Since I’m prone to self-doubt and recrimination, I began to find myself wondering yesterday if I really did have more energy than I thought I did and if I was just being lazy and not wanting to do things rather than not actually having the energy to do them. So I began reminding myself of a few facts last evening, and I decided to type them up here to be able to find them again in the future if I start to feel like this again:
I am not simply “being lazy.” I reached a point where the demands on me–mental, emotional, AND physical–were increasingly unbearable. Slowly, and with major resistance, I gave up on various activities: ballet, swing dance, job applications, subbing. Those last two required the actual commands of God to make me give them up because my sense of responsibility for those activities is so strong. God TOLD me this was the right decision, and otherwise, I probably never would have made it.
And this break has been good for me. I have finally reduced my activity level to match my energy level (which is why I am no longer experiencing the extreme fatigue that reminds me of how sick I am). I have made a wise decision. I have also, through this enforced rest, learned that you shouldn’t do things out of a crippling sense of guilt and obligation, and I’m beginning to believe that the practical choice–in things like career trajectory–isn’t always the right one. If I have true faith–willing to do the “impractical” thing for the sake of God’s plan–then I will keep resting as long as he tells me to, and without guilt.
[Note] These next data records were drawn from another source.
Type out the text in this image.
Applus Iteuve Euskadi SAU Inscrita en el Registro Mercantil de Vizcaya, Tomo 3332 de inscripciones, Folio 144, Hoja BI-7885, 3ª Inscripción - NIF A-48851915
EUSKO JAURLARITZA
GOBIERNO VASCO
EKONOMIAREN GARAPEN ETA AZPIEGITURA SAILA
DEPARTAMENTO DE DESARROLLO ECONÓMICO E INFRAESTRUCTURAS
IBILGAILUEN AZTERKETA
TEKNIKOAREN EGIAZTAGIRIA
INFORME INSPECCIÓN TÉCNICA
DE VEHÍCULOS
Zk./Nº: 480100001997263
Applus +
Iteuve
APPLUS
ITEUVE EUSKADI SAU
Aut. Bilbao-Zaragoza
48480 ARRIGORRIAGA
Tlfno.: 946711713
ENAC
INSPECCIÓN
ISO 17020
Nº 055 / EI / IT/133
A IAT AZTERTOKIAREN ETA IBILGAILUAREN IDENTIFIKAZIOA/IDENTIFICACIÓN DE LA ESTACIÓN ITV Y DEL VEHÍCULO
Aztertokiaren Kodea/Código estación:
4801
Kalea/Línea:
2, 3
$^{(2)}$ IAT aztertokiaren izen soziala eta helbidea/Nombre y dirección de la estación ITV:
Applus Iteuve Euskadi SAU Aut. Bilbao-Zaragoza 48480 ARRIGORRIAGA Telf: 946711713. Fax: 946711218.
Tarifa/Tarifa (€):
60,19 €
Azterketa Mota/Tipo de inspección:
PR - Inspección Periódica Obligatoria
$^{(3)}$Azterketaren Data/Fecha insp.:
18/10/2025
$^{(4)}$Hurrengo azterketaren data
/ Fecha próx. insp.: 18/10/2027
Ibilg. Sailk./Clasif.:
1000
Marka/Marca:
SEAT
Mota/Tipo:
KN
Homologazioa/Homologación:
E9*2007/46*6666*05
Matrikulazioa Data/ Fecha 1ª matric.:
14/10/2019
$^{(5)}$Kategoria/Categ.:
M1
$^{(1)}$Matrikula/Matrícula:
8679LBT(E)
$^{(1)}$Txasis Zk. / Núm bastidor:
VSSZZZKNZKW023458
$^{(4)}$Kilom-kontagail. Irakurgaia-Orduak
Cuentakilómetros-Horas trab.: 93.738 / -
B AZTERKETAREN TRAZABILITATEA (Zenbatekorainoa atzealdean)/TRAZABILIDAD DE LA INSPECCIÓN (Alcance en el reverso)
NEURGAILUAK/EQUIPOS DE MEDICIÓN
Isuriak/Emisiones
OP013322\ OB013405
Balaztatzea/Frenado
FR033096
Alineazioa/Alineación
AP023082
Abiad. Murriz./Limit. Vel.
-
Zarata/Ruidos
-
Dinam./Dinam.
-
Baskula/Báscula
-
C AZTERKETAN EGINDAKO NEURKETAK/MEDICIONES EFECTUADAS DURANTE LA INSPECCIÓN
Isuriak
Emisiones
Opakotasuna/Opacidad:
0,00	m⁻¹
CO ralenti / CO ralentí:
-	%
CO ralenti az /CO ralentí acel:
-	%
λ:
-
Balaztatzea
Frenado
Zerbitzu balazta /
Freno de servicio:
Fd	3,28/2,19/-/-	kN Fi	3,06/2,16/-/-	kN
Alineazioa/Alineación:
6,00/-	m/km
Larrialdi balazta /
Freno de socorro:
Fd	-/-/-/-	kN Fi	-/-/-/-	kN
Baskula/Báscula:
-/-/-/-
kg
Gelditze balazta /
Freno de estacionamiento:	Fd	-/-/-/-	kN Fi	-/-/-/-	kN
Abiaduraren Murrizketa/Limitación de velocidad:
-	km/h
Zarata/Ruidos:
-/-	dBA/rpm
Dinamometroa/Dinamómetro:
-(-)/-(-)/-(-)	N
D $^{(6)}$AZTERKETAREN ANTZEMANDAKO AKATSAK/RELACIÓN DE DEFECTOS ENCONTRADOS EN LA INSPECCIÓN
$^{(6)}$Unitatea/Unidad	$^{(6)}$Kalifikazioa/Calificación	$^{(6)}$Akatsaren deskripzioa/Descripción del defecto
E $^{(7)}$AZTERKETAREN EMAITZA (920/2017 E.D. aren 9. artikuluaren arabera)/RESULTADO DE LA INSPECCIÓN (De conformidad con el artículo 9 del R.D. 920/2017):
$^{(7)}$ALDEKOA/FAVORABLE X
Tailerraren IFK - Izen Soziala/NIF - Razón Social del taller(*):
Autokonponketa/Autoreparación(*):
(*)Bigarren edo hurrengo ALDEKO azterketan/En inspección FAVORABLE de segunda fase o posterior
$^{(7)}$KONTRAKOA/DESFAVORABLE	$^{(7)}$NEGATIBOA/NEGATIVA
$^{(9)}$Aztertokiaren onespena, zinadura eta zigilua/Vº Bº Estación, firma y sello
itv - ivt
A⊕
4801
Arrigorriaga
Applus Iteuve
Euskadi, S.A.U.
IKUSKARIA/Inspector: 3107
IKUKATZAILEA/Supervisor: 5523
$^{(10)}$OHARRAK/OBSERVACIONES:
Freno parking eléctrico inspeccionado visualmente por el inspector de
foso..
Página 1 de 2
Our associate pastor, Dale, preached today on 2 Chronicles 36:14-23. He particularly mentioned the fact that after the Israelites went into exile, the land finally had the Sabbath rests and Years of Jubilee that had been owed to it and that the Israelites hadn’t given it over the centuries. Dale suggested that the land was allowed to rest in order to prepare it for the return of the Israelites. I really felt like God was saying that this was my Jubilee rest. Situations and my own sense of obligation had kept me from really resting for years, and I never would have truly rested unless God had forced me to. But this rest, which feels to me like a waste, is actually a time while God is preparing the next portion of my life: preparing a career and/or a future for me. I just have to remember all this and keep myself from falling into despair and self-recrimination.